Осматривая прелестную спальню Ри Клэр, Кэролайн чувствовала, что ее сердце наполняется все большей неприязнью к красивой подруге. Это же просто несправедливо! У Ри Клэр есть все, чего только можно пожелать. И хотя она, Кэролайн, на три года старше Ри, скорее всего та выйдет замуж первая. Небольшая квадратная челюсть Кэролайн напряглась при этой мысли, ибо она была намерена завладеть тремя вещами: неограниченным богатством, титулом и графом Рендейлом. Она все это тщательно продумала и не предвидела никаких трудностей в осуществлении своих целей. Если она выйдет замуж за графа Рендейла, все остальное приложится само собой. Уэсли не только обладает большим состоянием, но его родовое имя и титул почти такие же древние и благородные, как у Домиников. И хотя у них нет герцогского титула, графы Рендейлы на равной ноге с самыми могущественными и знатными людьми в Англии.
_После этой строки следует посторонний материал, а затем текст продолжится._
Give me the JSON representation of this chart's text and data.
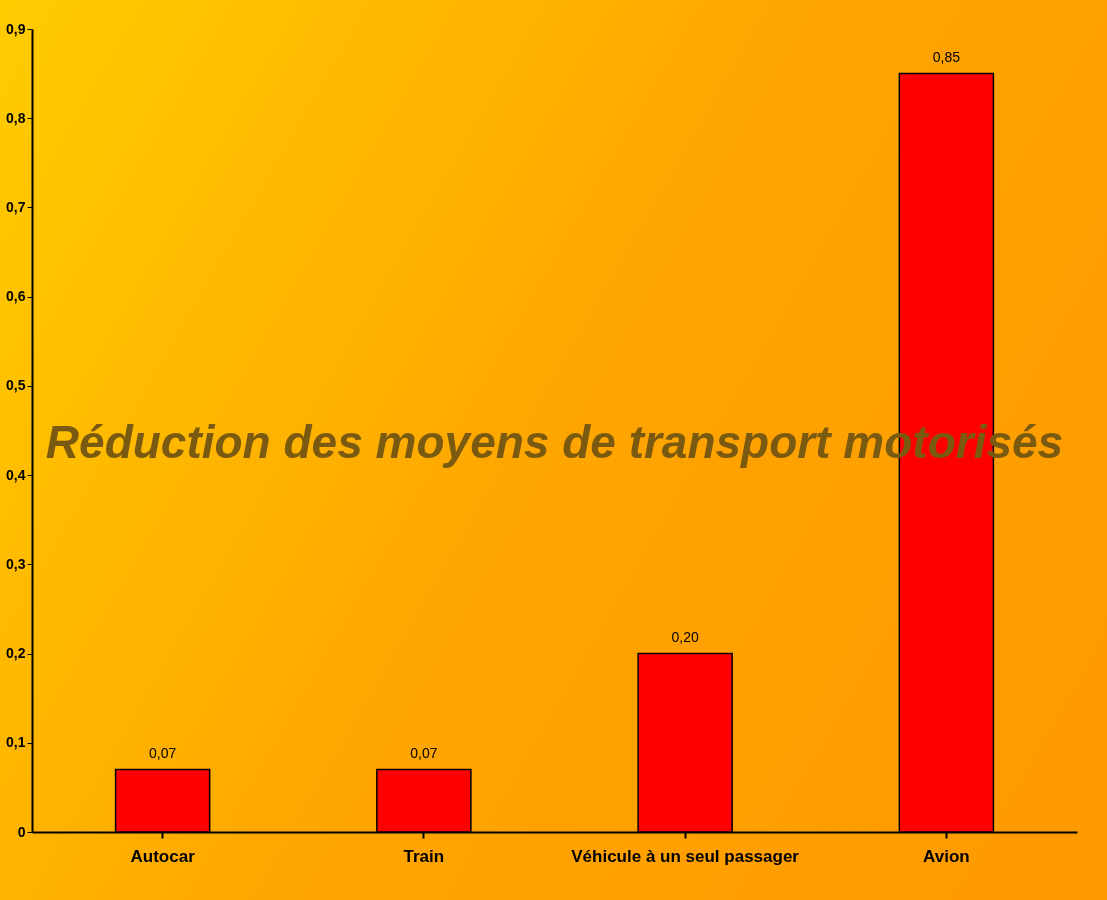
{
  "chart_data": {
    "type": "bar",
    "title": "Réduction des moyens de transport motorisés",
    "categories": [
      "Autocar",
      "Train",
      "Véhicule à un seul passager",
      "Avion"
    ],
    "values": [
      0.07,
      0.07,
      0.2,
      0.85
    ],
    "value_labels": [
      "0,07",
      "0,07",
      "0,20",
      "0,85"
    ],
    "color": "#ff0000",
    "ylim": [
      0,
      0.9
    ],
    "yticks": [
      0,
      {
        "value": 0.1,
        "label": "0,1"
      },
      {
        "value": 0.2,
        "label": "0,2"
      },
      {
        "value": 0.3,
        "label": "0,3"
      },
      {
        "value": 0.4,
        "label": "0,4"
      },
      {
        "value": 0.5,
        "label": "0,5"
      },
      {
        "value": 0.6,
        "label": "0,6"
      },
      {
        "value": 0.7,
        "label": "0,7"
      },
      {
        "value": 0.8,
        "label": "0,8"
      },
      {
        "value": 0.9,
        "label": "0,9"
      }
    ],
    "grid": false
  }
}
– Уэсли приехал с нами из Уинтерхолла, – сообщила подруге Кэролайн, и ее пухлый ротик скривила самодовольная улыбка. – Он настаивал, чтобы мы воспользовались его экипажем. Он такой заботливый, – продолжала она, поправляя перед зеркалом кружева и охорашиваясь. – Он знает, какое у меня хрупкое здоровье и как я не люблю путешествовать, особенно в этом старом, плохо подрессоренном папином экипаже. Вот уже больше года я прошу купить новый, но папа наотрез отказывается. Слышать об этом не хочет, говорит, люблю старый экипаж. – И с хитринкой во взгляде добавила рассеянно слушающей Ри: – Я думаю, Ри Клэр, что Уэсли питает ко мне слабость. И ничуть не удивлюсь, если он попросит у папы моей руки, – сказала она доверительным тоном, стараясь убедить себя, что так оно и есть. – Разумеется, я должна буду самым тщательным образом взвесить его предложение. Что, если я приму предложение Уэсли, а ко мне посватается какой-нибудь герцог? Одно время я даже подумывала, – призналась Кэролайн, – не выйти ли мне за твоего дядю Ричарда.

Ри чуть не задохнулась. Отвернувшись от теплого камина, она изумленно уставилась на вполне серьезное и такое невыразительное лицо Кэролайн. При мысли, что Кэролайн рассматривала дядю Ричарда как возможного претендента на свою руку, Ри с трудом подавила разбиравший ее смех.

– Конечно, он довольно стар и ходит в этих очках... – сказала Кэролайн, покачав головой. – И я бы никогда не поехала с ним в этот его шотландский замок. Ведь это забытое Богом место, не правда ли?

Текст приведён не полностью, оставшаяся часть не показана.